Sentinelone security firm researchers have discovered a large -scale spam campaign that took advantage of an OpenAI chatbot to generate unique messages, avoiding spam filters and flooding more than 80,000 websites over a period of four months. Once again, thieves are on the receiver to explode the AI to obtain illicit profits.
Ars Technica reports that Sentinelone’s Sentinellabs researchers have revealed that spammers exploded Openai chatbot to launch a massive spam campaign that is directed to more than 80,000 websites. The findings, published in a blog post on Wednesday, shed light on the same capabilities that make large language models (LLM) valuable for legitimate purposes can also be used for malicious activities with equal ease.
The spam campaign, orchestrated by a framework called Akirabot, aimed to promote doubtful search engines (SEO) to small and medium websites. When leveraging the OpenAi chat API linked to the GPT-4O-mini model, Akirabot generated unique messages adapted to each website directed, effectively avoiding spam detection filters that generally block identical content sent and mass.
To achieve this, Akirabot assigned the role of a “useful assistant that generates marketing messages” to the OpenI chat API. Then request when instructing the LLM to replace the variables with the name of the site at execution time. Consistently, each message body included the name of the recipient’s website and a concise description of its services, creating the illusion of a cured message.
Sentinellabs researchers, Alex Delamotte and Jim Walter, emphasized the emerging challenges raised by AI to defend against spam attacks. They pointed out that the rotating set of domains used to promote SEO offers was the easiest indicator to block, since the content of the spam message no longer followed a consistent approach as in the previous campaigns.

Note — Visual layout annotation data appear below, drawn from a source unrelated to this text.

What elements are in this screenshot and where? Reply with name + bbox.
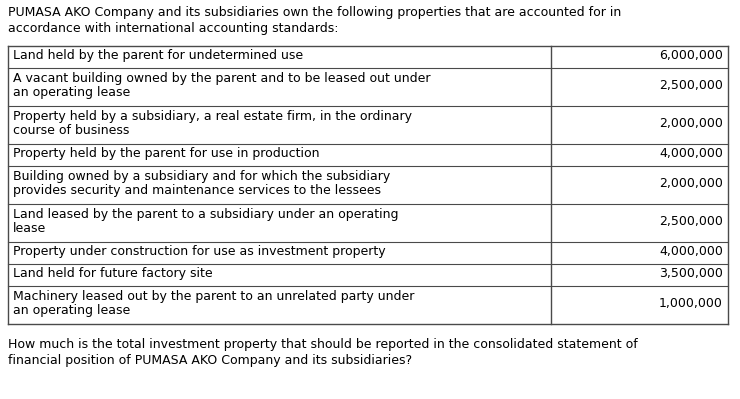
Text: 2,500,000: 2,500,000 xyxy=(659,79,723,93)
Text: 4,000,000: 4,000,000 xyxy=(659,245,723,259)
Text: Property held by a subsidiary, a real estate firm, in the ordinary: Property held by a subsidiary, a real es… xyxy=(13,110,412,123)
Text: Building owned by a subsidiary and for which the subsidiary: Building owned by a subsidiary and for w… xyxy=(13,170,390,183)
Text: Property held by the parent for use in production: Property held by the parent for use in p… xyxy=(13,148,320,160)
Text: Land leased by the parent to a subsidiary under an operating: Land leased by the parent to a subsidiar… xyxy=(13,208,399,221)
Text: How much is the total investment property that should be reported in the consoli: How much is the total investment propert… xyxy=(8,338,638,351)
Text: course of business: course of business xyxy=(13,124,130,137)
Text: Machinery leased out by the parent to an unrelated party under: Machinery leased out by the parent to an… xyxy=(13,290,414,303)
Text: lease: lease xyxy=(13,222,46,235)
Text: accordance with international accounting standards:: accordance with international accounting… xyxy=(8,22,338,35)
Text: 3,500,000: 3,500,000 xyxy=(659,267,723,280)
Text: PUMASA AKO Company and its subsidiaries own the following properties that are ac: PUMASA AKO Company and its subsidiaries … xyxy=(8,6,622,19)
Text: 1,000,000: 1,000,000 xyxy=(659,298,723,310)
Text: Land held by the parent for undetermined use: Land held by the parent for undetermined… xyxy=(13,49,303,63)
Text: Land held for future factory site: Land held for future factory site xyxy=(13,267,212,280)
Text: 2,000,000: 2,000,000 xyxy=(659,178,723,190)
Text: an operating lease: an operating lease xyxy=(13,86,130,99)
Text: 6,000,000: 6,000,000 xyxy=(659,49,723,63)
Text: an operating lease: an operating lease xyxy=(13,304,130,317)
Text: provides security and maintenance services to the lessees: provides security and maintenance servic… xyxy=(13,184,381,197)
Text: 2,500,000: 2,500,000 xyxy=(659,215,723,229)
Text: A vacant building owned by the parent and to be leased out under: A vacant building owned by the parent an… xyxy=(13,72,431,85)
Text: Property under construction for use as investment property: Property under construction for use as i… xyxy=(13,245,386,259)
Text: financial position of PUMASA AKO Company and its subsidiaries?: financial position of PUMASA AKO Company… xyxy=(8,354,412,367)
Text: 2,000,000: 2,000,000 xyxy=(659,117,723,130)
Text: 4,000,000: 4,000,000 xyxy=(659,148,723,160)
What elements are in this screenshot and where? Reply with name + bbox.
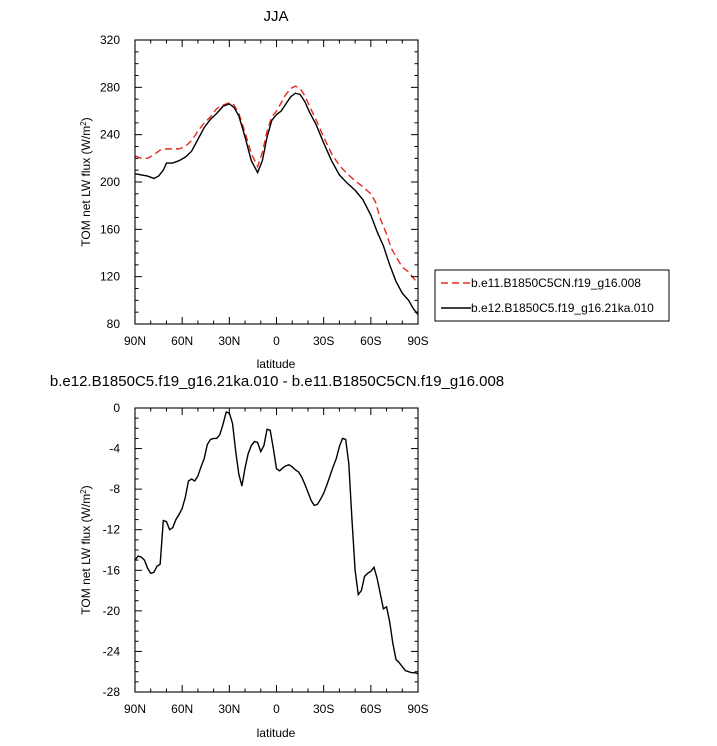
bottom-ylabel-close: ) xyxy=(79,485,93,489)
top-xtick-label: 0 xyxy=(273,334,280,348)
bottom-ytick-label: -24 xyxy=(103,644,121,658)
bottom-xtick-label: 30N xyxy=(218,702,240,716)
bottom-ytick-label: -12 xyxy=(103,523,121,537)
top-plot-frame xyxy=(134,39,419,325)
top-ytick-label: 280 xyxy=(100,80,120,94)
bottom-ylabel-sup: 2 xyxy=(79,489,88,494)
top-series-line-1 xyxy=(135,92,418,315)
bottom-xtick-label: 90N xyxy=(124,702,146,716)
bottom-xtick-label: 0 xyxy=(273,702,280,716)
top-ytick-label: 80 xyxy=(107,317,121,331)
bottom-ytick-label: -28 xyxy=(103,685,121,699)
top-xtick-label: 90S xyxy=(407,334,428,348)
top-series-line-0 xyxy=(135,85,418,285)
legend: b.e11.B1850C5CN.f19_g16.008 b.e12.B1850C5… xyxy=(434,269,670,322)
legend-label-1: b.e12.B1850C5.f19_g16.21ka.010 xyxy=(471,301,654,315)
top-ylabel-sup: 2 xyxy=(79,121,88,126)
bottom-ytick-label: 0 xyxy=(113,401,120,415)
top-ylabel-close: ) xyxy=(79,117,93,121)
bottom-y-axis-label: TOM net LW flux (W/m2) xyxy=(79,485,94,614)
bottom-plot-frame xyxy=(134,407,419,693)
bottom-ytick-label: -16 xyxy=(103,563,121,577)
bottom-panel: b.e12.B1850C5.f19_g16.21ka.010 - b.e11.B… xyxy=(50,373,504,740)
legend-label-0: b.e11.B1850C5CN.f19_g16.008 xyxy=(471,276,641,290)
bottom-ytick-label: -20 xyxy=(103,604,121,618)
top-xtick-label: 60S xyxy=(360,334,381,348)
bottom-series-line-0 xyxy=(135,411,418,675)
bottom-chart-title: b.e12.B1850C5.f19_g16.21ka.010 - b.e11.B… xyxy=(50,373,504,390)
bottom-xtick-label: 60S xyxy=(360,702,381,716)
top-ytick-label: 200 xyxy=(100,175,120,189)
top-plot-area: 90N 60N 30N 0 30S 60S 90S 80 120 160 200 240 280 320 xyxy=(100,33,429,348)
bottom-xtick-label: 60N xyxy=(171,702,193,716)
top-ytick-label: 160 xyxy=(100,222,120,236)
top-ytick-label: 240 xyxy=(100,128,120,142)
bottom-xtick-label: 30S xyxy=(313,702,334,716)
top-chart-title: JJA xyxy=(263,8,288,25)
top-xtick-label: 60N xyxy=(171,334,193,348)
top-panel: JJA 90N 60N 30N 0 30S 60S 90S 80 120 160 200 240 280… xyxy=(79,8,670,371)
top-ytick-label: 320 xyxy=(100,33,120,47)
top-xtick-label: 30N xyxy=(218,334,240,348)
bottom-xtick-label: 90S xyxy=(407,702,428,716)
top-x-axis-label: latitude xyxy=(257,357,296,371)
bottom-x-axis-label: latitude xyxy=(257,726,296,740)
bottom-ylabel-main: TOM net LW flux (W/m xyxy=(79,494,93,615)
top-ylabel-main: TOM net LW flux (W/m xyxy=(79,126,93,247)
legend-box xyxy=(434,269,670,322)
top-xtick-label: 90N xyxy=(124,334,146,348)
top-ytick-label: 120 xyxy=(100,270,120,284)
top-y-axis-label: TOM net LW flux (W/m2) xyxy=(79,117,94,246)
top-xtick-label: 30S xyxy=(313,334,334,348)
bottom-ytick-label: -8 xyxy=(109,482,120,496)
bottom-ytick-label: -4 xyxy=(109,442,120,456)
bottom-plot-area: 90N 60N 30N 0 30S 60S 90S 0 -4 -8 -12 -16 -20 -24 -28 xyxy=(103,401,429,716)
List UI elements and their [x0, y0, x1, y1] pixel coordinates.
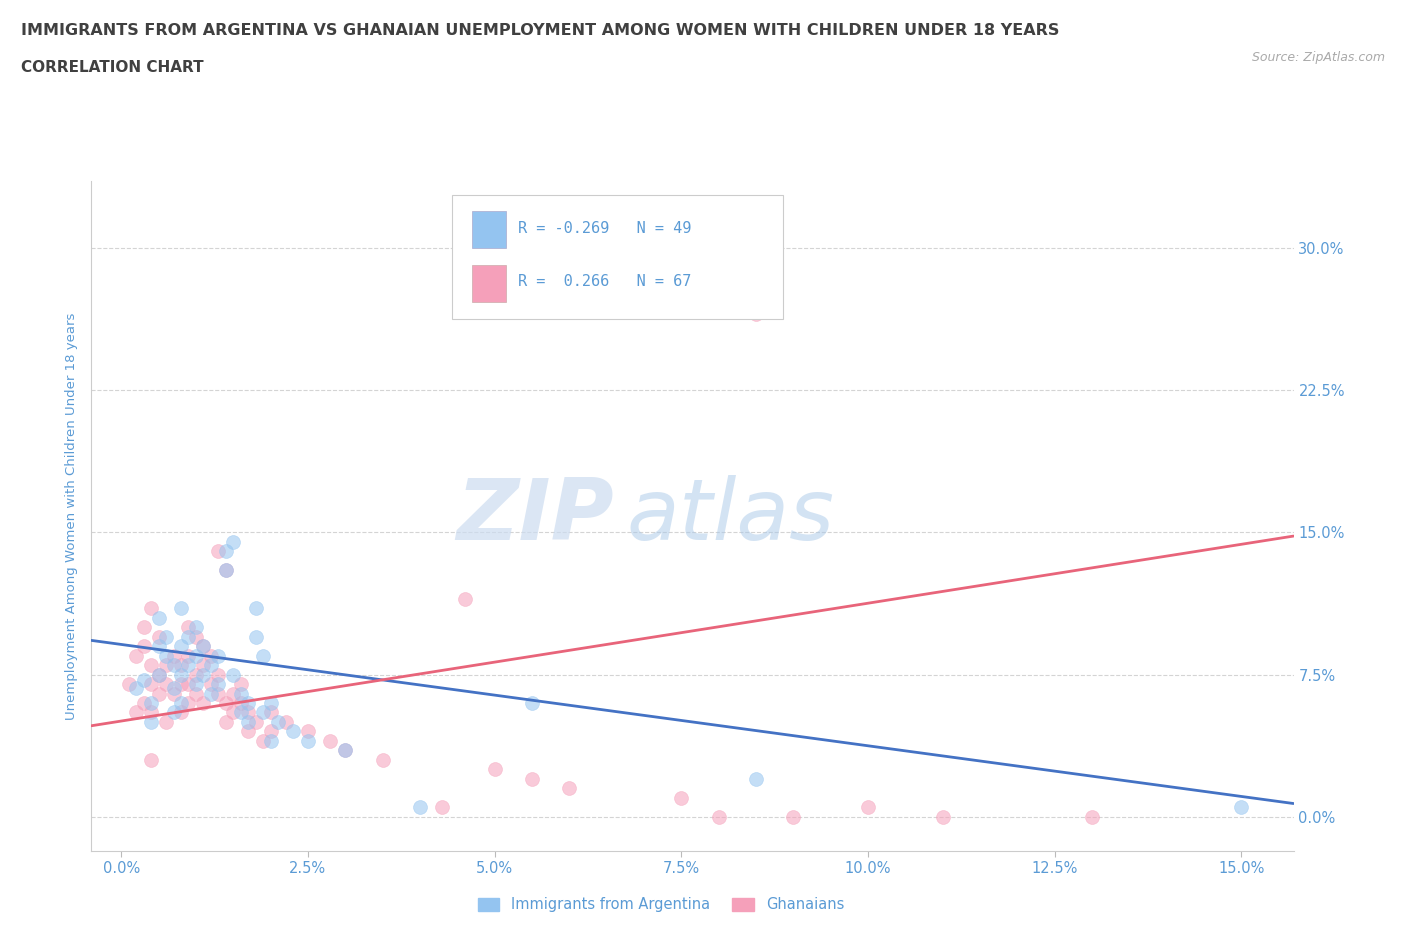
Text: ZIP: ZIP [457, 474, 614, 558]
Bar [472, 265, 506, 302]
Text: R =  0.266   N = 67: R = 0.266 N = 67 [519, 274, 692, 289]
Text: CORRELATION CHART: CORRELATION CHART [21, 60, 204, 75]
Bar [472, 211, 506, 248]
Text: Source: ZipAtlas.com: Source: ZipAtlas.com [1251, 51, 1385, 64]
Text: IMMIGRANTS FROM ARGENTINA VS GHANAIAN UNEMPLOYMENT AMONG WOMEN WITH CHILDREN UND: IMMIGRANTS FROM ARGENTINA VS GHANAIAN UN… [21, 23, 1060, 38]
Text: R = -0.269   N = 49: R = -0.269 N = 49 [519, 220, 692, 235]
Y-axis label: Unemployment Among Women with Children Under 18 years: Unemployment Among Women with Children U… [65, 312, 79, 720]
Legend: Immigrants from Argentina, Ghanaians: Immigrants from Argentina, Ghanaians [472, 891, 849, 918]
Text: atlas: atlas [626, 474, 834, 558]
FancyBboxPatch shape [451, 194, 783, 319]
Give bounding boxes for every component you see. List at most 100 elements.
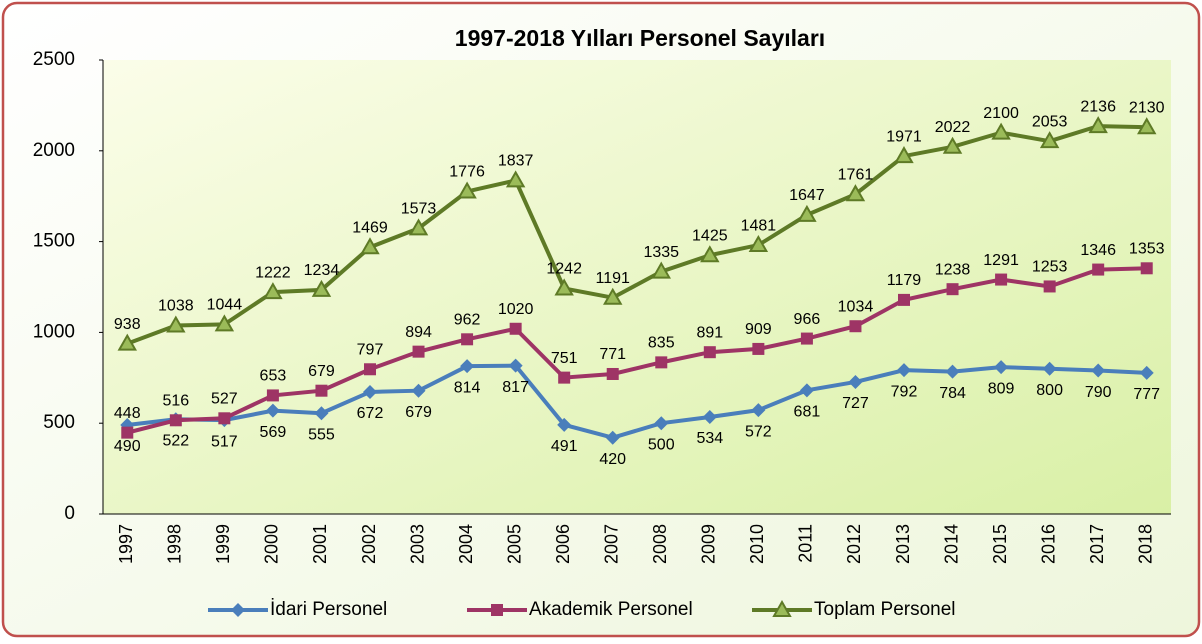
data-point [606,367,619,380]
data-label: 1346 [1080,242,1116,259]
series-line [127,363,1147,440]
x-tick-label: 2012 [844,524,864,564]
data-label: 1038 [158,298,194,315]
data-point [166,315,186,333]
data-label: 1481 [741,217,777,234]
x-tick-label: 2016 [1038,524,1058,564]
data-point [214,314,235,332]
data-point [411,383,426,398]
data-point [265,403,280,418]
data-point [311,279,332,297]
data-point [1043,280,1056,293]
data-point [1088,116,1108,134]
data-point [799,383,814,398]
data-label: 1020 [498,301,534,318]
series-line [126,266,1147,435]
x-tick-label: 2017 [1087,524,1107,564]
data-point [263,282,283,300]
data-label: 1034 [838,298,874,315]
legend-label: İdari Personel [270,599,387,620]
x-tick-label: 2014 [941,524,961,564]
data-point [845,184,866,202]
data-point [800,332,813,345]
data-label: 569 [260,424,287,441]
legend-marker [491,604,503,616]
data-label: 1776 [449,164,485,181]
data-label: 1234 [304,262,340,279]
data-label: 672 [357,405,384,422]
data-label: 1837 [498,153,534,170]
data-label: 1971 [886,128,922,145]
data-point [1140,262,1153,275]
y-tick-label: 0 [64,503,75,524]
data-label: 777 [1133,386,1160,403]
data-label: 2136 [1080,98,1116,115]
data-label: 809 [988,380,1015,397]
data-label: 1222 [255,264,291,281]
data-label: 534 [696,430,723,447]
y-tick-label: 2000 [33,140,75,161]
data-label: 527 [211,391,238,408]
x-tick-label: 2005 [504,524,524,564]
data-point [942,136,963,154]
data-point [894,146,914,164]
data-label: 2130 [1129,99,1165,116]
data-point [408,218,429,236]
data-label: 792 [891,383,918,400]
x-tick-label: 2013 [893,524,913,564]
data-label: 679 [308,363,335,380]
data-point [702,410,717,425]
data-label: 681 [794,404,821,421]
data-label: 516 [162,393,189,410]
x-tick-label: 1997 [116,524,136,564]
data-label: 1425 [692,227,728,244]
data-label: 797 [357,341,384,358]
data-point [509,322,522,335]
data-point [554,278,574,296]
series-line [126,124,1147,346]
data-label: 1238 [935,261,971,278]
data-label: 891 [696,324,723,341]
data-label: 784 [939,385,966,402]
x-tick-label: 2008 [650,524,670,564]
data-label: 771 [599,346,626,363]
data-point [751,403,766,418]
data-point [218,412,231,425]
data-label: 1761 [838,166,874,183]
data-label: 2053 [1032,113,1068,130]
data-point [315,384,328,397]
data-label: 817 [502,379,529,396]
data-label: 500 [648,436,675,453]
data-label: 909 [745,321,772,338]
data-label: 938 [114,316,141,333]
data-label: 966 [794,311,821,328]
data-label: 490 [114,438,141,455]
x-tick-label: 2018 [1135,524,1155,564]
data-point [557,417,572,432]
x-tick-label: 2000 [262,524,282,564]
data-label: 1191 [596,270,631,287]
data-label: 1469 [352,219,388,236]
x-tick-label: 2004 [456,524,476,564]
data-label: 679 [405,404,432,421]
data-point [461,333,474,346]
data-point [363,384,377,399]
x-tick-label: 2003 [407,524,427,564]
data-point [654,416,669,431]
data-label: 2100 [983,105,1019,122]
data-point [457,181,477,199]
data-point [121,426,134,439]
data-point [945,364,960,379]
data-label: 1242 [546,261,582,278]
x-tick-label: 2011 [796,524,816,563]
data-point [117,333,137,351]
data-label: 653 [260,368,287,385]
data-label: 555 [308,426,335,443]
data-label: 491 [551,438,578,455]
data-label: 1253 [1032,259,1068,276]
legend-label: Akademik Personel [529,599,693,620]
data-label: 1353 [1129,241,1165,258]
data-label: 448 [114,405,141,422]
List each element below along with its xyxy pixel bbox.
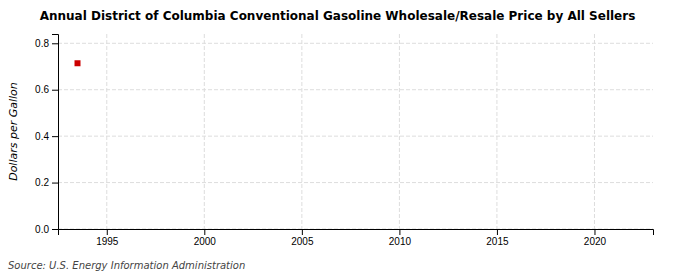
x-axis: 1995 2000 2005 2010 2015 2020 — [59, 229, 654, 247]
tick-label: 2000 — [194, 236, 217, 247]
grid-line — [301, 34, 302, 229]
tick: 0.2 — [35, 177, 58, 188]
axis-line — [52, 35, 59, 230]
tick: 0.4 — [35, 131, 58, 142]
tick: 2020 — [584, 229, 607, 247]
marks — [75, 60, 81, 66]
tick-label: 2010 — [389, 236, 412, 247]
tick-mark — [399, 229, 400, 235]
tick-mark — [302, 229, 303, 235]
tick: 0.8 — [35, 38, 58, 49]
tick-mark — [107, 229, 108, 235]
y-axis: 0.0 0.2 0.4 0.6 0.8 — [35, 35, 58, 235]
tick-label: 2005 — [291, 236, 314, 247]
grid-line — [58, 136, 653, 137]
tick-mark — [497, 229, 498, 235]
tick-mark — [52, 183, 58, 184]
tick-label: 2015 — [486, 236, 509, 247]
tick-mark — [52, 136, 58, 137]
y-axis-title: Dollars per Gallon — [7, 82, 20, 181]
tick-label: 0.2 — [35, 177, 49, 188]
grid-line — [106, 34, 107, 229]
tick: 2015 — [486, 229, 509, 247]
plot: 1995 2000 2005 2010 2015 2020 0.0 0.2 0.4 0.6 0.8 — [35, 34, 653, 247]
annotation: Source: U.S. Energy Information Administ… — [8, 260, 245, 271]
tick-mark — [52, 229, 58, 230]
tick-label: 1995 — [96, 236, 119, 247]
grid-line — [58, 43, 653, 44]
grid-line — [58, 89, 653, 90]
tick-mark — [204, 229, 205, 235]
grid-line — [58, 182, 653, 183]
tick-mark — [52, 90, 58, 91]
tick: 2000 — [194, 229, 217, 247]
grid-line — [204, 34, 205, 229]
tick-mark — [594, 229, 595, 235]
tick-label: 2020 — [584, 236, 607, 247]
tick-label: 0.8 — [35, 38, 49, 49]
grid — [58, 34, 653, 229]
point — [75, 60, 81, 66]
grid-line — [399, 34, 400, 229]
tick-label: 0.0 — [35, 224, 49, 235]
title: Annual District of Columbia Conventional… — [40, 9, 636, 23]
tick: 0.6 — [35, 84, 58, 95]
axis-line — [59, 230, 654, 236]
tick-mark — [52, 43, 58, 44]
grid-line — [594, 34, 595, 229]
tick: 2005 — [291, 229, 314, 247]
tick-label: 0.4 — [35, 131, 49, 142]
tick: 1995 — [96, 229, 119, 247]
tick: 2010 — [389, 229, 412, 247]
tick-label: 0.6 — [35, 84, 49, 95]
grid-line — [496, 34, 497, 229]
chart: 1995 2000 2005 2010 2015 2020 0.0 0.2 0.4 0.6 0.8 A… — [0, 0, 675, 275]
tick: 0.0 — [35, 224, 58, 235]
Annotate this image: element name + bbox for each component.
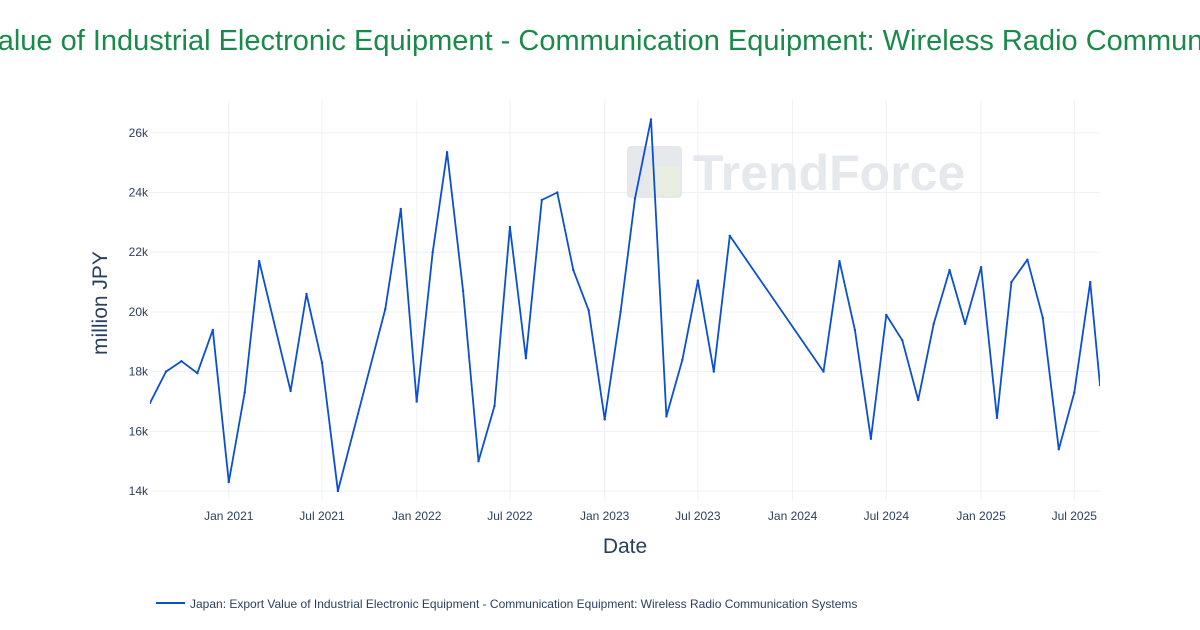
x-tick-label: Jan 2021 [204,509,254,523]
data-point [243,391,246,394]
y-gridlines [150,132,1100,492]
y-tick-label: 16k [129,424,149,438]
x-tick-label: Jan 2025 [956,509,1006,523]
y-axis-title: million JPY [89,251,112,355]
y-tick-label: 26k [129,126,149,140]
data-point [556,191,559,194]
data-point [540,198,543,202]
data-point [1057,448,1061,451]
data-point [712,370,715,373]
data-point [1010,280,1013,284]
data-point [493,404,496,408]
data-point [196,371,199,375]
watermark-logo-accent-icon [650,166,680,196]
data-point [305,292,308,296]
data-point [838,260,841,263]
data-point [1089,280,1092,284]
data-point [150,401,152,405]
x-gridlines [228,100,1075,500]
data-point [853,328,857,332]
x-tick-label: Jan 2024 [768,509,818,523]
data-point [587,309,590,312]
data-point [633,197,637,200]
data-point [320,361,324,364]
data-point [822,370,825,373]
data-point [696,279,700,282]
y-tick-label: 18k [129,365,149,379]
data-point [932,322,935,326]
x-tick-label: Jan 2023 [580,509,630,523]
data-point [885,313,888,317]
legend-label: Japan: Export Value of Industrial Electr… [190,597,857,611]
x-tick-labels: Jan 2021 Jul 2021 Jan 2022 Jul 2022 Jan 2023… [204,509,1097,523]
data-point [572,268,575,272]
data-point [603,418,606,421]
watermark-text: TrendForce [693,145,965,201]
series-line [150,118,1100,492]
data-point [1073,391,1076,394]
x-tick-label: Jul 2025 [1052,509,1098,523]
data-point [524,357,528,360]
data-point [665,415,668,418]
data-point [477,460,480,463]
data-point [1026,258,1029,261]
data-point [431,251,434,254]
data-point [180,360,183,363]
data-point [227,480,230,484]
data-point [289,389,292,393]
data-point [461,289,465,293]
data-point [681,358,684,361]
data-point [948,268,951,272]
x-tick-label: Jul 2024 [864,509,910,523]
x-tick-label: Jul 2021 [299,509,345,523]
watermark: TrendForce [627,145,965,201]
data-point [917,398,920,402]
data-point [869,437,873,440]
data-point [649,118,653,121]
data-point [979,266,983,269]
chart-title: Japan: Export Value of Industrial Electr… [0,25,1200,57]
data-point [445,151,449,154]
y-tick-labels: 14k 16k 18k 20k 22k 24k 26k [129,126,149,498]
data-point [258,260,261,263]
data-point [901,339,904,342]
data-point [211,328,214,332]
y-tick-label: 22k [129,245,149,259]
x-tick-label: Jan 2022 [392,509,442,523]
data-point [728,234,731,237]
legend[interactable]: Japan: Export Value of Industrial Electr… [156,597,857,611]
data-point [508,225,512,229]
data-point [963,322,967,326]
data-point [384,307,387,311]
data-point [995,416,999,420]
y-tick-label: 24k [129,186,149,200]
y-tick-label: 20k [129,305,149,319]
y-tick-label: 14k [129,484,149,498]
data-point [1041,316,1045,320]
data-point [1098,383,1100,387]
series-points [150,118,1100,493]
data-point [336,489,340,493]
data-point [164,370,168,373]
x-tick-label: Jul 2023 [675,509,721,523]
x-axis-title: Date [603,535,647,558]
x-tick-label: Jul 2022 [487,509,533,523]
data-point [399,207,402,211]
data-point [619,310,622,314]
data-point [415,400,418,403]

The campaign scale was revealed through registration files left by Akirrabot on a server, which tracked success and failures. The data showed that the unique messages were successful delivered to more than 80,000 websites between September 2024 and January 2025. In contrast, the messages aimed at approximately 11,000 domains failed.
Openai acknowledged the findings of the researchers and reiterated that said use of their chatbots violates its terms of service. The company revoked the spammers account upon receiving the dissemination of Sentinellabs. However, the fact that the activity goes unnoticed for four months highlights the reactive nature of the application instead of the proactive measures to prevention abuse.
Read more in Ars Technica here.
Lucas Nolan is a reporter of Knitbart News that cover issues of freedom of expression and online censorship.